Hetzner runs an intentionally primitive shop. Famously, one of their (historic) cheapest offerings were desktop "servers" on wooden shelves with flying cabling. So anything in the way of UPS, PDUs, monitoring, airflow, etc just isn't there, keeping PUE low.
Yes, and I think this leads to a more sophisticated analysis than PUE gives us, because a shop like Hetzner puts more of the burden for reliability and availability on the customer, compared to an Amazon or Google who internalize as much of the redundancy and replication that they can manage.
An example of where the PUE analysis really fails: I have two facilities, one on each American coast, and they operate in a primary-spare arrangement. This is far, far less energy efficient than if I have 20 datacenters all over the place and I am prepared to lose 2 of them at any time. In the latter architecture I am using much less energy, but enjoying much better reliability.

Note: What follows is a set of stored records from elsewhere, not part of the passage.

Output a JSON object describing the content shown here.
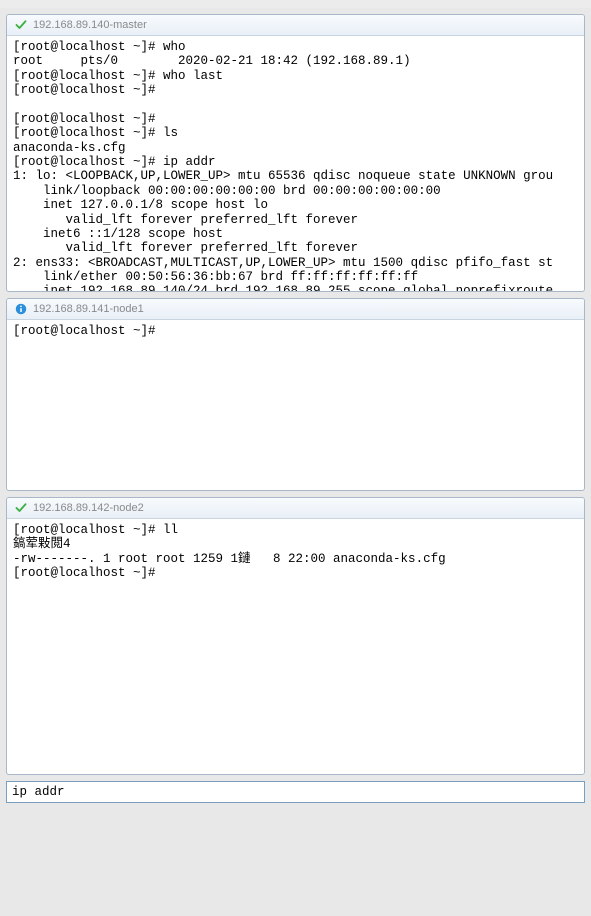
{
  "panes": [
    {
      "title": "192.168.89.140-master",
      "icon": "check",
      "lines": [
        "[root@localhost ~]# who",
        "root     pts/0        2020-02-21 18:42 (192.168.89.1)",
        "[root@localhost ~]# who last",
        "[root@localhost ~]#",
        "",
        "[root@localhost ~]#",
        "[root@localhost ~]# ls",
        "anaconda-ks.cfg",
        "[root@localhost ~]# ip addr",
        "1: lo: <LOOPBACK,UP,LOWER_UP> mtu 65536 qdisc noqueue state UNKNOWN grou",
        "    link/loopback 00:00:00:00:00:00 brd 00:00:00:00:00:00",
        "    inet 127.0.0.1/8 scope host lo",
        "       valid_lft forever preferred_lft forever",
        "    inet6 ::1/128 scope host",
        "       valid_lft forever preferred_lft forever",
        "2: ens33: <BROADCAST,MULTICAST,UP,LOWER_UP> mtu 1500 qdisc pfifo_fast st",
        "    link/ether 00:50:56:36:bb:67 brd ff:ff:ff:ff:ff:ff",
        "    inet 192.168.89.140/24 brd 192.168.89.255 scope global noprefixroute"
      ]
    },
    {
      "title": "192.168.89.141-node1",
      "icon": "info",
      "lines": [
        "[root@localhost ~]#"
      ]
    },
    {
      "title": "192.168.89.142-node2",
      "icon": "check",
      "lines": [
        "[root@localhost ~]# ll",
        "鎬荤敤閲4",
        "-rw-------. 1 root root 1259 1鏈   8 22:00 anaconda-ks.cfg",
        "[root@localhost ~]#"
      ]
    }
  ],
  "command_input": {
    "value": "ip addr"
  }
}
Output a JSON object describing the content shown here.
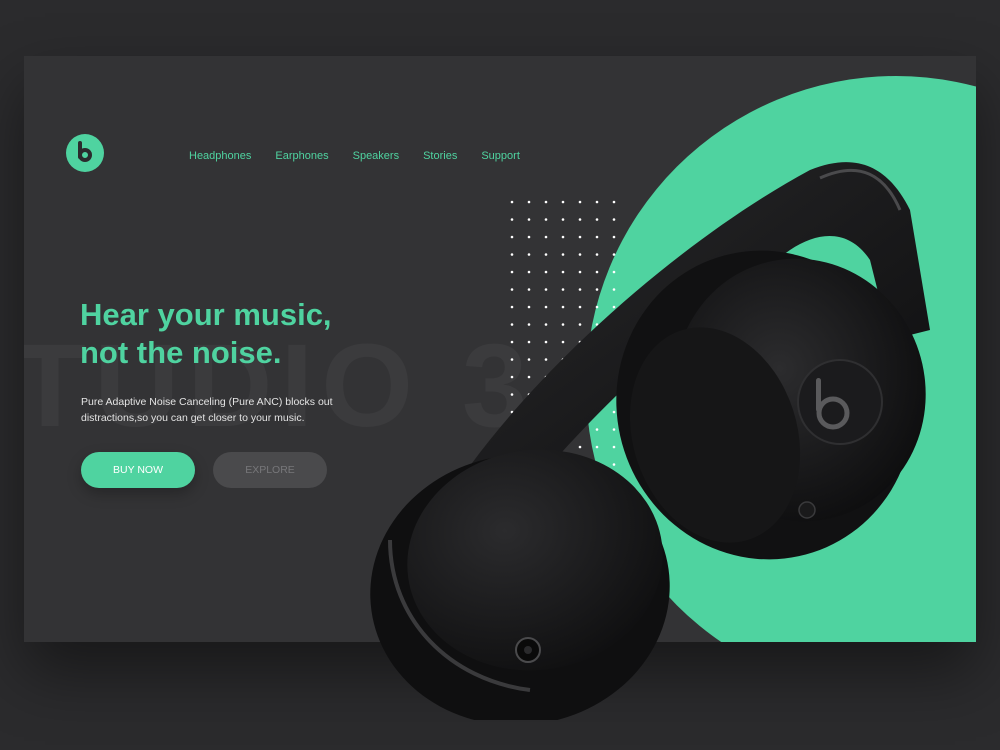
{
  "brand": {
    "logo_icon": "beats-logo-icon",
    "accent_color": "#4fd3a0",
    "background_color": "#2b2b2d"
  },
  "nav": {
    "items": [
      {
        "label": "Headphones"
      },
      {
        "label": "Earphones"
      },
      {
        "label": "Speakers"
      },
      {
        "label": "Stories"
      },
      {
        "label": "Support"
      }
    ]
  },
  "hero": {
    "headline_line1": "Hear your music,",
    "headline_line2": "not the noise.",
    "description": "Pure Adaptive Noise Canceling (Pure ANC) blocks out distractions,so you can get closer to your music.",
    "background_word": "TUDIO 3",
    "product_image": "beats-headphones-image"
  },
  "actions": {
    "buy_label": "BUY NOW",
    "explore_label": "EXPLORE"
  }
}
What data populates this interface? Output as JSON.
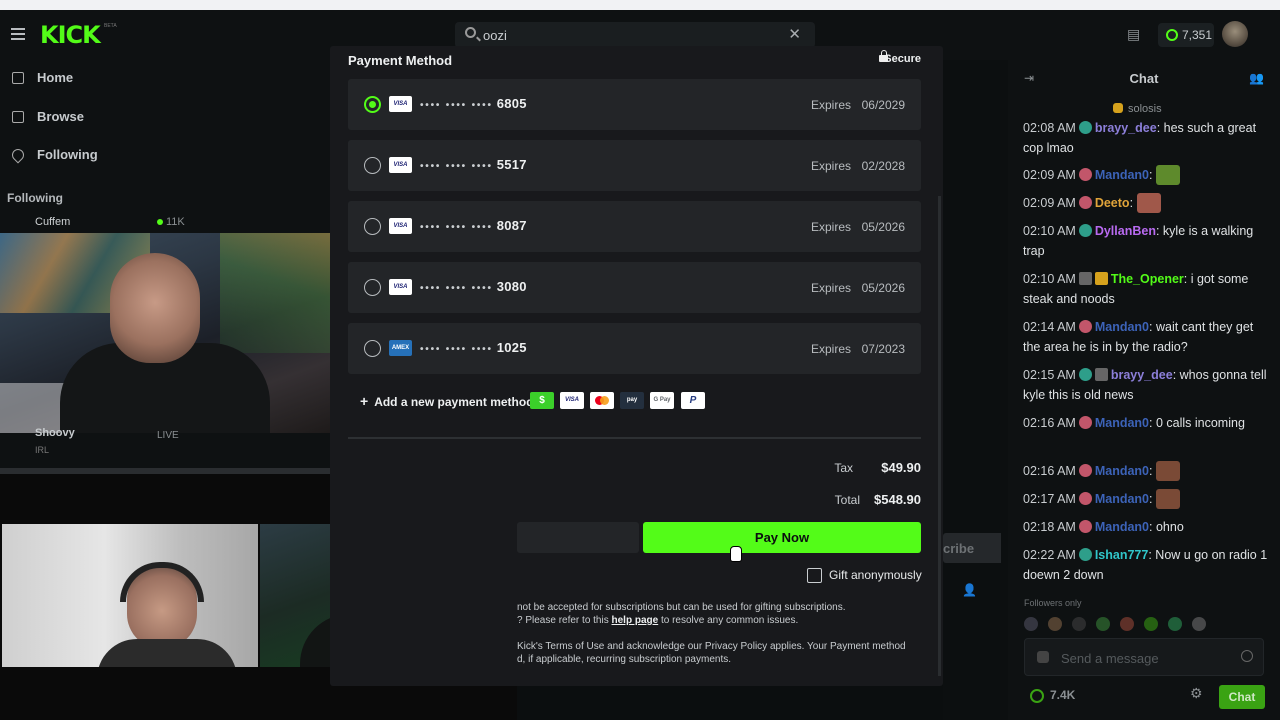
{
  "header": {
    "logo": "KICK",
    "logo_badge": "BETA",
    "search_value": "oozi",
    "points": "7,351"
  },
  "sidebar": {
    "nav": [
      {
        "label": "Home",
        "icon": "home-icon"
      },
      {
        "label": "Browse",
        "icon": "browse-icon"
      },
      {
        "label": "Following",
        "icon": "heart-icon"
      }
    ],
    "following_header": "Following",
    "streams": [
      {
        "name": "Cuffem",
        "viewers": "11K"
      },
      {
        "name": "Shoovy",
        "category": "IRL",
        "status": "LIVE"
      }
    ]
  },
  "modal": {
    "title": "Payment Method",
    "secure_label": "Secure",
    "cards": [
      {
        "brand": "VISA",
        "dots": "•••• •••• ••••",
        "last4": "6805",
        "expires_label": "Expires",
        "expires": "06/2029",
        "selected": true
      },
      {
        "brand": "VISA",
        "dots": "•••• •••• ••••",
        "last4": "5517",
        "expires_label": "Expires",
        "expires": "02/2028",
        "selected": false
      },
      {
        "brand": "VISA",
        "dots": "•••• •••• ••••",
        "last4": "8087",
        "expires_label": "Expires",
        "expires": "05/2026",
        "selected": false
      },
      {
        "brand": "VISA",
        "dots": "•••• •••• ••••",
        "last4": "3080",
        "expires_label": "Expires",
        "expires": "05/2026",
        "selected": false
      },
      {
        "brand": "AMEX",
        "dots": "•••• •••• ••••",
        "last4": "1025",
        "expires_label": "Expires",
        "expires": "07/2023",
        "selected": false
      }
    ],
    "add_method_label": "Add a new payment method",
    "methods": [
      "$",
      "VISA",
      "MC",
      "pay",
      "G Pay",
      "P"
    ],
    "tax_label": "Tax",
    "tax_value": "$49.90",
    "total_label": "Total",
    "total_value": "$548.90",
    "pay_button": "Pay Now",
    "gift_label": "Gift anonymously",
    "note_1": "not be accepted for subscriptions but can be used for gifting subscriptions.",
    "note_2_prefix": "? Please refer to this",
    "note_2_link": "help page",
    "note_2_suffix": "to resolve any common issues.",
    "note_3": "Kick's Terms of Use and acknowledge our Privacy Policy applies. Your Payment method",
    "note_4": "d, if applicable, recurring subscription payments."
  },
  "subscribe_ghost": "cribe",
  "chat": {
    "title": "Chat",
    "pinned_user": "solosis",
    "messages": [
      {
        "time": "02:08 AM",
        "user": "brayy_dee",
        "color": "#8c7fd9",
        "text": "hes such a great cop lmao"
      },
      {
        "time": "02:09 AM",
        "user": "Mandan0",
        "color": "#3c63b8",
        "text": ""
      },
      {
        "time": "02:09 AM",
        "user": "Deeto",
        "color": "#e0a43a",
        "text": ""
      },
      {
        "time": "02:10 AM",
        "user": "DyllanBen",
        "color": "#b86af0",
        "text": "kyle is a walking trap"
      },
      {
        "time": "02:10 AM",
        "user": "The_Opener",
        "color": "#53fc18",
        "text": "i got some steak and noods"
      },
      {
        "time": "02:14 AM",
        "user": "Mandan0",
        "color": "#3c63b8",
        "text": "wait cant they get the area he is in by the radio?"
      },
      {
        "time": "02:15 AM",
        "user": "brayy_dee",
        "color": "#8c7fd9",
        "text": "whos gonna tell kyle this is old news"
      },
      {
        "time": "02:16 AM",
        "user": "Mandan0",
        "color": "#3c63b8",
        "text": "0 calls incoming"
      },
      {
        "time": "02:16 AM",
        "user": "Mandan0",
        "color": "#3c63b8",
        "text": ""
      },
      {
        "time": "02:17 AM",
        "user": "Mandan0",
        "color": "#3c63b8",
        "text": ""
      },
      {
        "time": "02:18 AM",
        "user": "Mandan0",
        "color": "#3c63b8",
        "text": "ohno"
      },
      {
        "time": "02:22 AM",
        "user": "Ishan777",
        "color": "#30c6c9",
        "text": "Now u go on radio 1 doewn 2 down"
      }
    ],
    "followers_only": "Followers only",
    "input_placeholder": "Send a message",
    "points": "7.4K",
    "send_button": "Chat"
  },
  "colors": {
    "accent": "#53fc18",
    "modal_bg": "#18191c",
    "row_bg": "#232528"
  }
}
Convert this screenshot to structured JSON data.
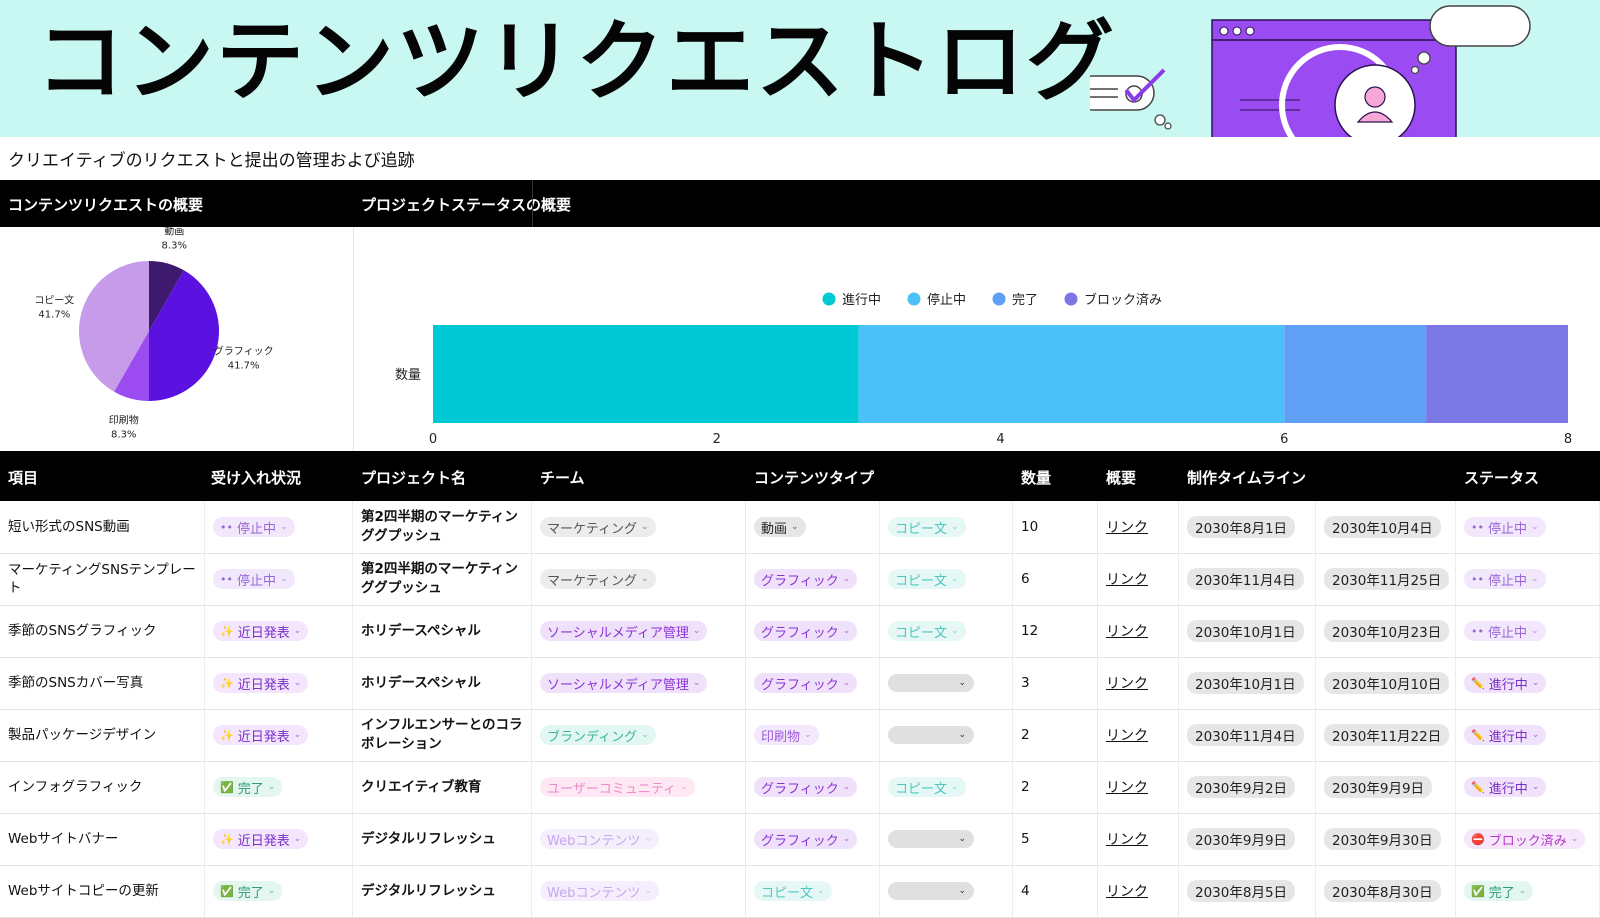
{
  "header": {
    "title": "コンテンツリクエストログ",
    "subtitle": "クリエイティブのリクエストと提出の管理および追跡"
  },
  "sections": {
    "overview_left": "コンテンツリクエストの概要",
    "overview_right": "プロジェクトステータスの概要"
  },
  "chart_data": [
    {
      "type": "pie",
      "slices": [
        {
          "label": "動画",
          "value": 8.3,
          "display": "8.3%",
          "color": "#3d1a6e"
        },
        {
          "label": "グラフィック",
          "value": 41.7,
          "display": "41.7%",
          "color": "#5b12e0"
        },
        {
          "label": "印刷物",
          "value": 8.3,
          "display": "8.3%",
          "color": "#9b4bf0"
        },
        {
          "label": "コピー文",
          "value": 41.7,
          "display": "41.7%",
          "color": "#c59bea"
        }
      ]
    },
    {
      "type": "bar",
      "orientation": "horizontal-stacked",
      "category_label": "数量",
      "xlim": [
        0,
        8
      ],
      "xticks": [
        "0",
        "2",
        "4",
        "6",
        "8"
      ],
      "legend_position": "top",
      "series": [
        {
          "name": "進行中",
          "value": 3,
          "color": "#00c9d6"
        },
        {
          "name": "停止中",
          "value": 3,
          "color": "#4bc1f7"
        },
        {
          "name": "完了",
          "value": 1,
          "color": "#5f9ff5"
        },
        {
          "name": "ブロック済み",
          "value": 1,
          "color": "#7b78e6"
        }
      ]
    }
  ],
  "table": {
    "headers": {
      "item": "項目",
      "acceptance": "受け入れ状況",
      "project": "プロジェクト名",
      "team": "チーム",
      "content_type": "コンテンツタイプ",
      "quantity": "数量",
      "summary": "概要",
      "timeline": "制作タイムライン",
      "status": "ステータス"
    },
    "rows": [
      {
        "item": "短い形式のSNS動画",
        "acceptance": "停止中",
        "project": "第2四半期のマーケティンググプッシュ",
        "team": "マーケティング",
        "type1": "動画",
        "type2": "コピー文",
        "qty": "10",
        "summary": "リンク",
        "start": "2030年8月1日",
        "end": "2030年10月4日",
        "status": "停止中"
      },
      {
        "item": "マーケティングSNSテンプレート",
        "acceptance": "停止中",
        "project": "第2四半期のマーケティンググプッシュ",
        "team": "マーケティング",
        "type1": "グラフィック",
        "type2": "コピー文",
        "qty": "6",
        "summary": "リンク",
        "start": "2030年11月4日",
        "end": "2030年11月25日",
        "status": "停止中"
      },
      {
        "item": "季節のSNSグラフィック",
        "acceptance": "近日発表",
        "project": "ホリデースペシャル",
        "team": "ソーシャルメディア管理",
        "type1": "グラフィック",
        "type2": "コピー文",
        "qty": "12",
        "summary": "リンク",
        "start": "2030年10月1日",
        "end": "2030年10月23日",
        "status": "停止中"
      },
      {
        "item": "季節のSNSカバー写真",
        "acceptance": "近日発表",
        "project": "ホリデースペシャル",
        "team": "ソーシャルメディア管理",
        "type1": "グラフィック",
        "type2": "",
        "qty": "3",
        "summary": "リンク",
        "start": "2030年10月1日",
        "end": "2030年10月10日",
        "status": "進行中"
      },
      {
        "item": "製品パッケージデザイン",
        "acceptance": "近日発表",
        "project": "インフルエンサーとのコラボレーション",
        "team": "ブランディング",
        "type1": "印刷物",
        "type2": "",
        "qty": "2",
        "summary": "リンク",
        "start": "2030年11月4日",
        "end": "2030年11月22日",
        "status": "進行中"
      },
      {
        "item": "インフォグラフィック",
        "acceptance": "完了",
        "project": "クリエイティブ教育",
        "team": "ユーザーコミュニティ",
        "type1": "グラフィック",
        "type2": "コピー文",
        "qty": "2",
        "summary": "リンク",
        "start": "2030年9月2日",
        "end": "2030年9月9日",
        "status": "進行中"
      },
      {
        "item": "Webサイトバナー",
        "acceptance": "近日発表",
        "project": "デジタルリフレッシュ",
        "team": "Webコンテンツ",
        "type1": "グラフィック",
        "type2": "",
        "qty": "5",
        "summary": "リンク",
        "start": "2030年9月9日",
        "end": "2030年9月30日",
        "status": "ブロック済み"
      },
      {
        "item": "Webサイトコピーの更新",
        "acceptance": "完了",
        "project": "デジタルリフレッシュ",
        "team": "Webコンテンツ",
        "type1": "コピー文",
        "type2": "",
        "qty": "4",
        "summary": "リンク",
        "start": "2030年8月5日",
        "end": "2030年8月30日",
        "status": "完了"
      }
    ]
  },
  "colors": {
    "banner_bg": "#c9f7f1",
    "header_bg": "#000000",
    "accent_purple": "#9a4cf2"
  }
}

PUE does not capture this type of architectural waste. It also fails to reflect the problem of burning megawatts because you are running your logs analysis pipeline in Perl or whatever.
That wasn't much of a refutation. In the cloud you can move up the food chain to get durability and availability without thinking about it. It is much more efficient (and way, way easier to manage) to just chuck your data into Cloud Spanner than it would be to operate a geographically diverse triplet of Postgresql instances.